Data Check-In
Data Check-in will enable support for data sources that will supply data for the solution workflow, as data sources can come in a variety of forms (files, FTP, data streaming flows, etc.).
Data Check-In will serve as input for the whole data workflow in the PISTIS platform allowing several ways for data ingestion including the following:
- File upload
- FTP Server
- API
- Stream
For batch ingestion, the Data Check-In component offers three ways of uploading data to the factory:
- File upload ("uploadFile"): This service allows upload and storage of a file in the factory server. The file to upload is consumed by the subsequent data processing workflow defined in the Job Configurator. The usage The Job Configuratior user interface provides inputs Some basic verifications could be carried out in order to check some requirements regarding the data file provided (e.g. size limits, data formats, etc.).
- FTP upload ("uploadDataFromFTPServer"): This service allows uploading data from a specific FTP server dataset. This method should be called providing all the information needed to get access to the data (e.g., endpoint, path to the file, filename, required credentials, etc.).
- API upload ("uploadFromAPI"): This service allows calling an existing API (e.g., a REST endpoint) to retrieve data and uplodad it to the factory. As in the previous case, specific attributes to access to the API should be provided by the user.
For more details about these options, please check the Platform usage - Uploading data to PISTIS.

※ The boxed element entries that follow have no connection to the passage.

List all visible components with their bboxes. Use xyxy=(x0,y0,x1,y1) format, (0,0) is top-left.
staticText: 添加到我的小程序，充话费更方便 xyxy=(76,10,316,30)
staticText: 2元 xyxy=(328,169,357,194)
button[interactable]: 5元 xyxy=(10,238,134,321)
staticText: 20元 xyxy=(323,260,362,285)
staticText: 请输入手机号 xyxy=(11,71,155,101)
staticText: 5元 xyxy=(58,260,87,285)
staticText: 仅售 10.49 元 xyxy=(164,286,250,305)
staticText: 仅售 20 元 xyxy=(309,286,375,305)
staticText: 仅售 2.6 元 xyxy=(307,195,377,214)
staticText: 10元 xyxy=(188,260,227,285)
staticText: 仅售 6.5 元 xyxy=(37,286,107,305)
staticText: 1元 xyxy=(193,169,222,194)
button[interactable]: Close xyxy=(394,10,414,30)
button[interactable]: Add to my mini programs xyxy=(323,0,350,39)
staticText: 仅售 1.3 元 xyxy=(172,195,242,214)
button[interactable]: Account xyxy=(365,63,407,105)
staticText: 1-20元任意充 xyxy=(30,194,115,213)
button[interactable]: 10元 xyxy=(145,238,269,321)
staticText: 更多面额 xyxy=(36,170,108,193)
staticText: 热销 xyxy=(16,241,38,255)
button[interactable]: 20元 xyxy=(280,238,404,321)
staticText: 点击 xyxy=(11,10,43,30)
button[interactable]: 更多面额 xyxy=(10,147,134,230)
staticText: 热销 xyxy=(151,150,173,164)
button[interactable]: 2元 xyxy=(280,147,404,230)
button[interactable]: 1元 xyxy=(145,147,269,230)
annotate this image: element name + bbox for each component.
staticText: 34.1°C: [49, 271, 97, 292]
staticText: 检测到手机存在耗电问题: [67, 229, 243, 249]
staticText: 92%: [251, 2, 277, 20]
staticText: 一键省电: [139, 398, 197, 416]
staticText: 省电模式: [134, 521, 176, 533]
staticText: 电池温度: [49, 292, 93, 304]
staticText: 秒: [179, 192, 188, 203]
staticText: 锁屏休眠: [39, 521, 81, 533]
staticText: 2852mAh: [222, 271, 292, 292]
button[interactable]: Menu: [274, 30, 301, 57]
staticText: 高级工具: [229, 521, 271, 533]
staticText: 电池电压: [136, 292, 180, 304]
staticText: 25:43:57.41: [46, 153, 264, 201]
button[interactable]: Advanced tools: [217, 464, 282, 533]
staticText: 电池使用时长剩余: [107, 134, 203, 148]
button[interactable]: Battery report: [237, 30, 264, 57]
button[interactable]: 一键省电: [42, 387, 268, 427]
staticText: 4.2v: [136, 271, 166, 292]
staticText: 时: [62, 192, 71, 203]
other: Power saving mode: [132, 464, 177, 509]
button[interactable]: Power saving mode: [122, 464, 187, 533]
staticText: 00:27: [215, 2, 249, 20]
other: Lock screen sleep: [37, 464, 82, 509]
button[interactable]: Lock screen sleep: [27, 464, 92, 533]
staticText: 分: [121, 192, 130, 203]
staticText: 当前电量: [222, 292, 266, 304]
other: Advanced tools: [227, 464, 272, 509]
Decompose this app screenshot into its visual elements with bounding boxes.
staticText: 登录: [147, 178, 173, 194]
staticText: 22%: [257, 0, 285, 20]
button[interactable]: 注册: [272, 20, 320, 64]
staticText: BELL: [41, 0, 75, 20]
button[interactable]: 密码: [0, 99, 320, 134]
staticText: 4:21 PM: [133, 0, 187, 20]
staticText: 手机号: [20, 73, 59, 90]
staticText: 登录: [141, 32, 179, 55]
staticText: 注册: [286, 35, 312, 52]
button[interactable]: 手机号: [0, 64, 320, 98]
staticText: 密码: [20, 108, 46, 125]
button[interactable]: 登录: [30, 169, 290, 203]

Besides these three options available from the "Job Configurator" menu, the user could use a fouth way of uploading data in a streaming fashion:
- Streaming upload ("Stream Configurator" menu option): A dedicted menu option is available to upload data from streams. Here the user can select the Title and Description for their dataset Kafka stream, the message format and the publishing rate for it.

After pressing "Create", the user can see Dataset Details, as well as the Kafka Streaming Details. The user is warned to save the credentials presented in the second container because they will otherwise not be able to recover them. Every bit of the configuration is copiable through a button.